In effetti l’affermazione di Borzì  interpreta il pensiero dominante di Darwin che nel 1856 (lettera all’amico, il botanico Joseph Hooker) esplicita un prima volta:  “E’ davvero esilarante vedere quali  idee diverse sono predominanti nelle menti di vari naturalisti, quando parlano di “specie”.; in alcune, la somiglianza è tutto e la discendenza di poco peso – in altre, la somiglianza sembra non servire a nulla, e la Creazione è l’idea imperante – in altre ancora, la sterilità è una prova infallibile, per altre non vale un fico secco. Deriva tutto, credo, dal tentare di definire l’indefinibile” (Darwin, 1887, in Calabi, 2009).
 Successivamente, nel trattato del 1859, “L’Origine delle Specie”, Darwin conferma la propria convinzione della impossibilità di una definizione di “specie”, e che la parola “specie” si possa riferire solamente ai taxa che i naturalisti chiamano “specie” (Ereshefsky, 2009).
Dalla fine degli anni ’90 ad oggi la biologia molecolare ha messo a disposizione dei ricercatori tecniche raffinate di analisi per  la filogenetica e il fingerprinting. Nel caso del genere Quercus, che rientra nell’ordine delle  Fagales, regioni del cloroplasto e del mitocondrio si sono rivelate un utile strumento per l’identificazione delle specie ed in particolare per  il parentale ancestrale materno (Paffetti et al., 2007). 

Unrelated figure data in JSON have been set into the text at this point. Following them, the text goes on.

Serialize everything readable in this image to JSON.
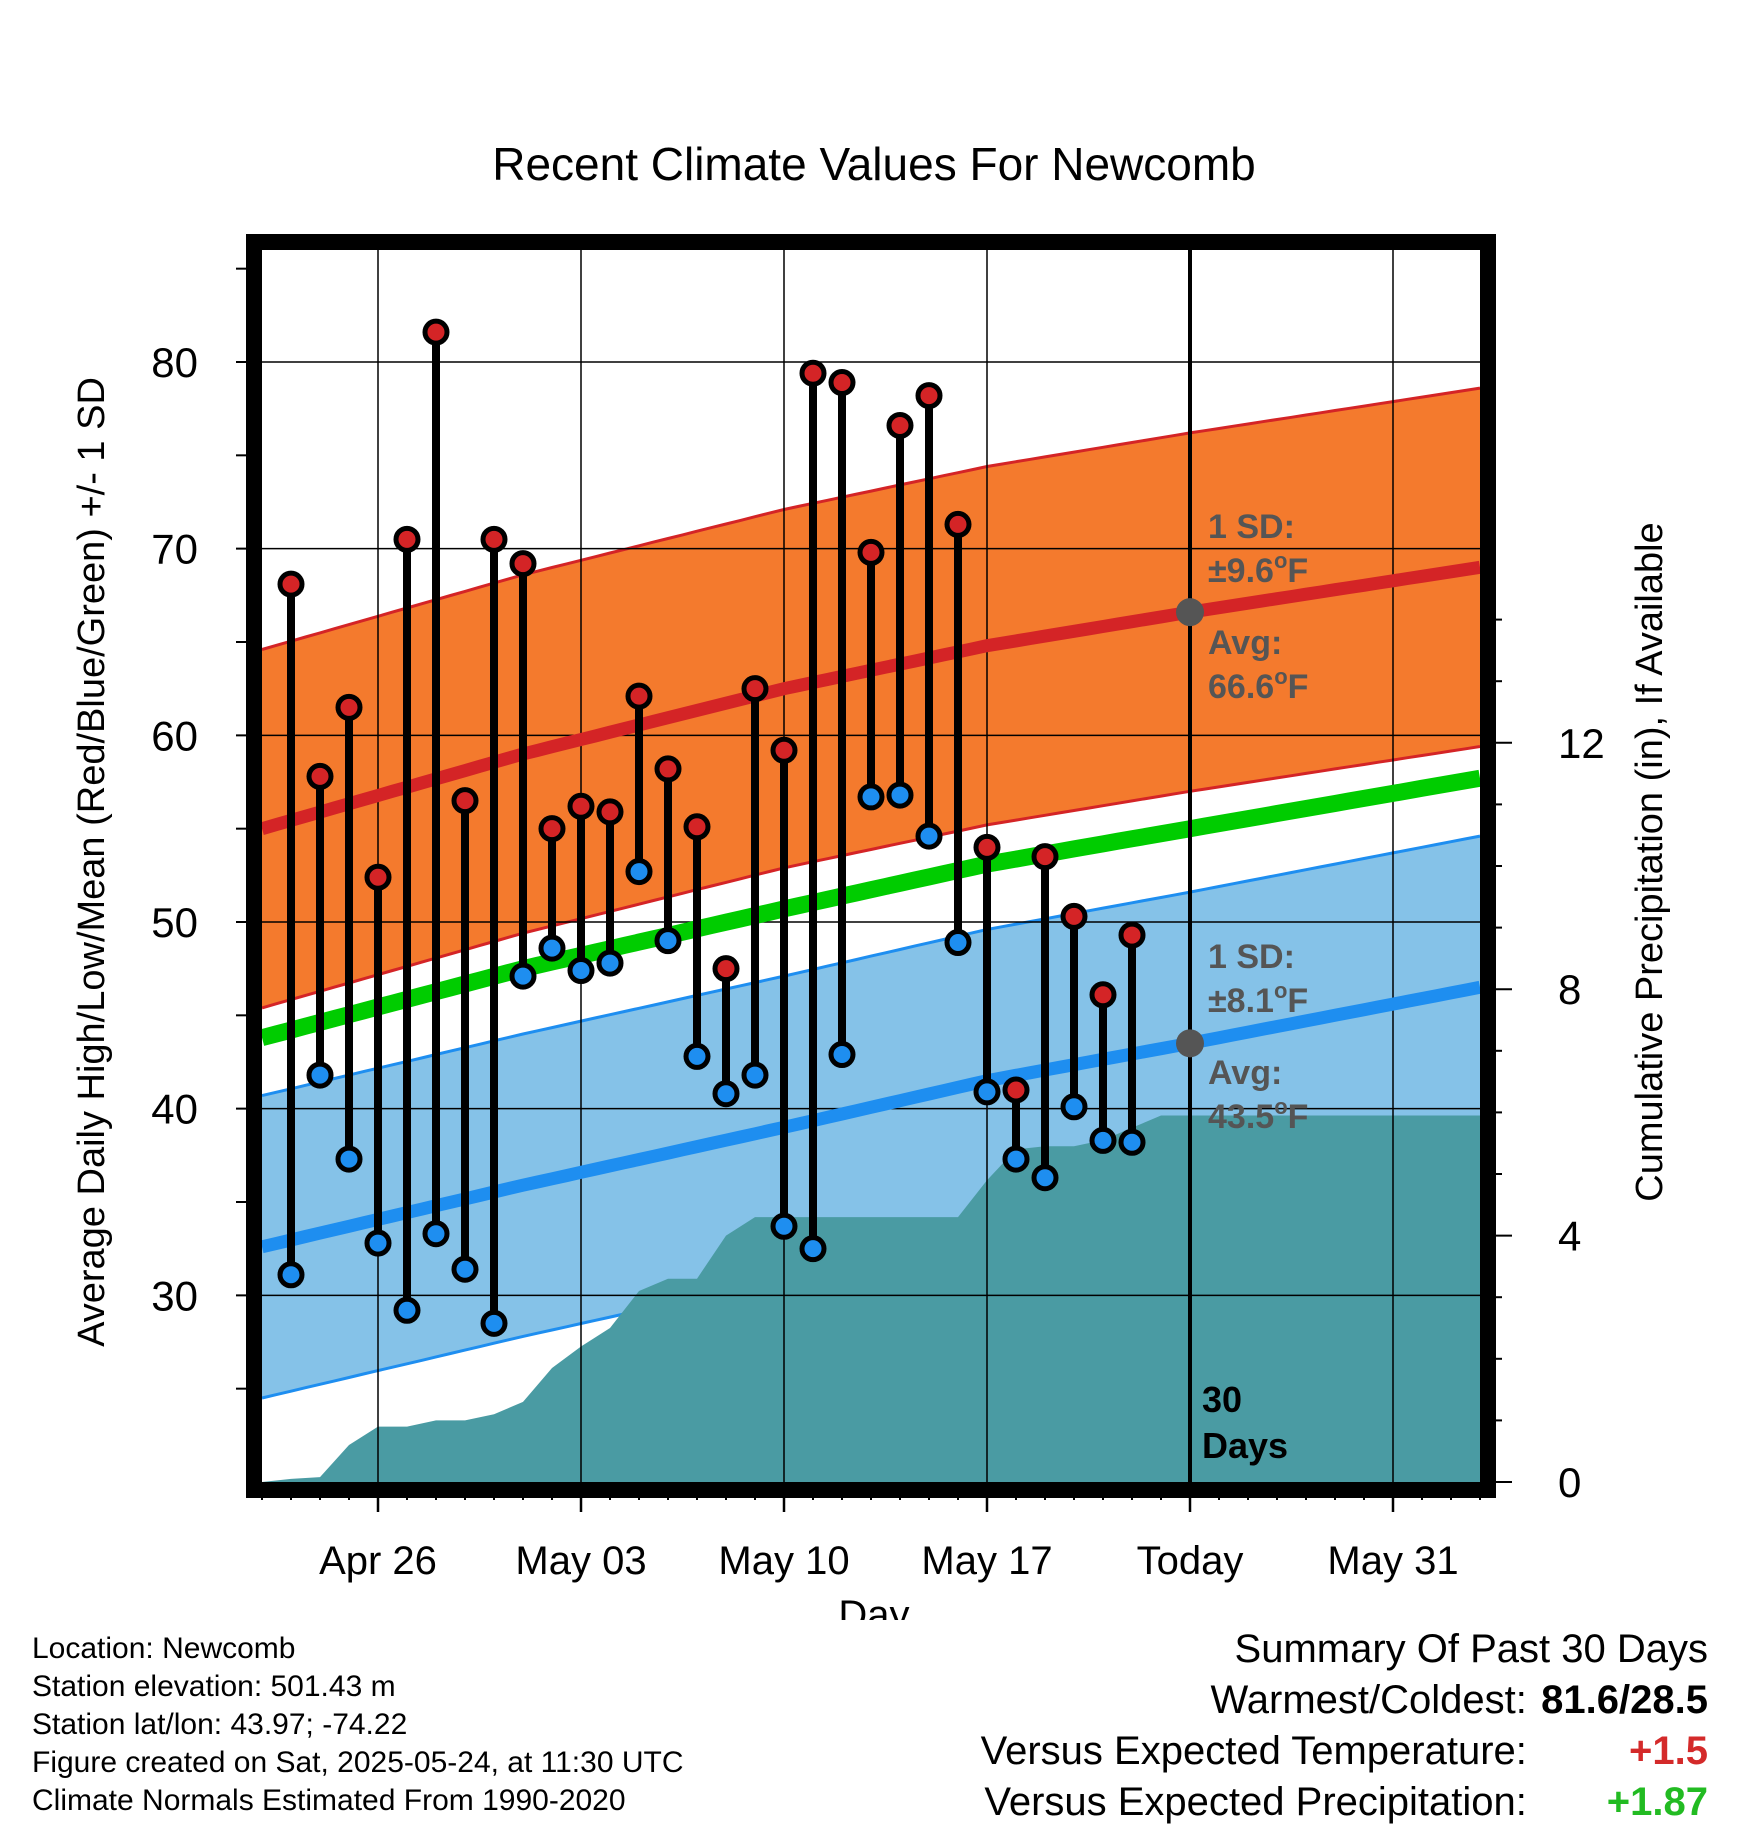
{
  "chart_data": {
    "type": "line",
    "title": "Recent Climate Values For Newcomb",
    "xlabel": "Day",
    "ylabel": "Average Daily High/Low/Mean (Red/Blue/Green) +/- 1 SD",
    "y2label": "Cumulative Precipitation (in), If Available",
    "xlim": [
      "2025-04-22",
      "2025-06-03"
    ],
    "ylim": [
      20,
      86
    ],
    "y2lim": [
      0,
      20
    ],
    "yticks": [
      30,
      40,
      50,
      60,
      70,
      80
    ],
    "y2ticks": [
      0,
      4,
      8,
      12
    ],
    "xtick_dates": [
      "2025-04-26",
      "2025-05-03",
      "2025-05-10",
      "2025-05-17",
      "2025-05-24",
      "2025-05-31"
    ],
    "xtick_labels": [
      "Apr 26",
      "May 03",
      "May 10",
      "May 17",
      "Today",
      "May 31"
    ],
    "grid": true,
    "today": "2025-05-24",
    "today_label": "30 Days",
    "dates": [
      "2025-04-23",
      "2025-04-24",
      "2025-04-25",
      "2025-04-26",
      "2025-04-27",
      "2025-04-28",
      "2025-04-29",
      "2025-04-30",
      "2025-05-01",
      "2025-05-02",
      "2025-05-03",
      "2025-05-04",
      "2025-05-05",
      "2025-05-06",
      "2025-05-07",
      "2025-05-08",
      "2025-05-09",
      "2025-05-10",
      "2025-05-11",
      "2025-05-12",
      "2025-05-13",
      "2025-05-14",
      "2025-05-15",
      "2025-05-16",
      "2025-05-17",
      "2025-05-18",
      "2025-05-19",
      "2025-05-20",
      "2025-05-21",
      "2025-05-22",
      "2025-05-23"
    ],
    "daily_high": [
      68.1,
      57.8,
      61.5,
      52.4,
      70.5,
      81.6,
      56.5,
      70.5,
      69.2,
      55.0,
      56.2,
      55.9,
      62.1,
      58.2,
      55.1,
      47.5,
      62.5,
      59.2,
      79.4,
      78.9,
      69.8,
      76.6,
      78.2,
      71.3,
      54.0,
      41.0,
      53.5,
      50.3,
      46.1,
      49.3,
      null
    ],
    "daily_low": [
      31.1,
      41.8,
      37.3,
      32.8,
      29.2,
      33.3,
      31.4,
      28.5,
      47.1,
      48.6,
      47.4,
      47.8,
      52.7,
      49.0,
      42.8,
      40.8,
      41.8,
      33.7,
      32.5,
      42.9,
      56.7,
      56.8,
      54.6,
      48.9,
      40.9,
      37.3,
      36.3,
      40.1,
      38.3,
      38.2,
      null
    ],
    "normal_dates": [
      "2025-04-22",
      "2025-05-01",
      "2025-05-10",
      "2025-05-17",
      "2025-05-24",
      "2025-06-03"
    ],
    "normal_high": [
      55.0,
      59.0,
      62.5,
      64.8,
      66.6,
      69.0
    ],
    "normal_high_sd": 9.6,
    "normal_low": [
      32.6,
      35.9,
      39.0,
      41.5,
      43.5,
      46.5
    ],
    "normal_low_sd": 8.1,
    "normal_mean": [
      43.8,
      47.5,
      50.7,
      53.1,
      55.0,
      57.7
    ],
    "precip_dates": [
      "2025-04-22",
      "2025-04-23",
      "2025-04-24",
      "2025-04-25",
      "2025-04-26",
      "2025-04-27",
      "2025-04-28",
      "2025-04-29",
      "2025-04-30",
      "2025-05-01",
      "2025-05-02",
      "2025-05-03",
      "2025-05-04",
      "2025-05-05",
      "2025-05-06",
      "2025-05-07",
      "2025-05-08",
      "2025-05-09",
      "2025-05-10",
      "2025-05-11",
      "2025-05-12",
      "2025-05-13",
      "2025-05-14",
      "2025-05-15",
      "2025-05-16",
      "2025-05-17",
      "2025-05-18",
      "2025-05-19",
      "2025-05-20",
      "2025-05-21",
      "2025-05-22",
      "2025-05-23",
      "2025-05-24",
      "2025-06-03"
    ],
    "cumulative_precip": [
      0.0,
      0.05,
      0.08,
      0.6,
      0.9,
      0.9,
      1.0,
      1.0,
      1.1,
      1.3,
      1.85,
      2.2,
      2.5,
      3.1,
      3.3,
      3.3,
      4.0,
      4.3,
      4.3,
      4.3,
      4.3,
      4.3,
      4.3,
      4.3,
      4.3,
      4.9,
      5.4,
      5.45,
      5.45,
      5.55,
      5.75,
      5.95,
      5.95,
      5.95
    ],
    "annotations": {
      "high_sd_label": "1 SD:",
      "high_sd_value": "±9.6",
      "high_avg_label": "Avg:",
      "high_avg_value": "66.6",
      "low_sd_label": "1 SD:",
      "low_sd_value": "±8.1",
      "low_avg_label": "Avg:",
      "low_avg_value": "43.5",
      "deg_unit": "o",
      "f_unit": "F"
    }
  },
  "info": {
    "location": "Location: Newcomb",
    "elevation": "Station elevation: 501.43 m",
    "latlon": "Station lat/lon: 43.97; -74.22",
    "created": "Figure created on Sat, 2025-05-24, at 11:30 UTC",
    "normals": "Climate Normals Estimated From 1990-2020"
  },
  "summary": {
    "heading": "Summary Of Past 30 Days",
    "warm_cold_label": "Warmest/Coldest:",
    "warm_cold_value": "81.6/28.5",
    "temp_label": "Versus Expected Temperature:",
    "temp_value": "+1.5",
    "precip_label": "Versus Expected Precipitation:",
    "precip_value": "+1.87",
    "temp_color": "#d42a2a",
    "precip_color": "#22bb22"
  },
  "colors": {
    "high_band": "#f47a2d",
    "high_line": "#d42426",
    "high_band_edge": "#d42426",
    "low_band": "#85c2e8",
    "low_line": "#1e8ef0",
    "low_band_edge": "#1e8ef0",
    "mean_line": "#00cc00",
    "precip": "#4a9ba3",
    "high_dot": "#d42426",
    "low_dot": "#1e8ef0",
    "avg_dot": "#555555",
    "annotation_text": "#555555"
  }
}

Tutto ciò per sottolineare come, a volte, il reperimento ed il riconoscimento di nuove “specie”  individuate attraverso  individui fenotipicamente “divergenti”, può essere azzardato. Resta il fatto che il ricorso a  marcatori specie-specifici associati con marcatori nucleari individuo-specifici, possono essere utili per l’identificazione specifica e per la caratterizzazione della variabilità genetica intraspecifica, ma anche  per arrecare non poco aiuto nel complesso mondo della sistematica e nella definizione del concetto di “specie”, entità di riferimento evoluzionistico, che ancora oggi raccoglie in sé fino a 22 concetti (Hey, 2001).

I riferimenti bibliografici possono essere richiesti agli AA.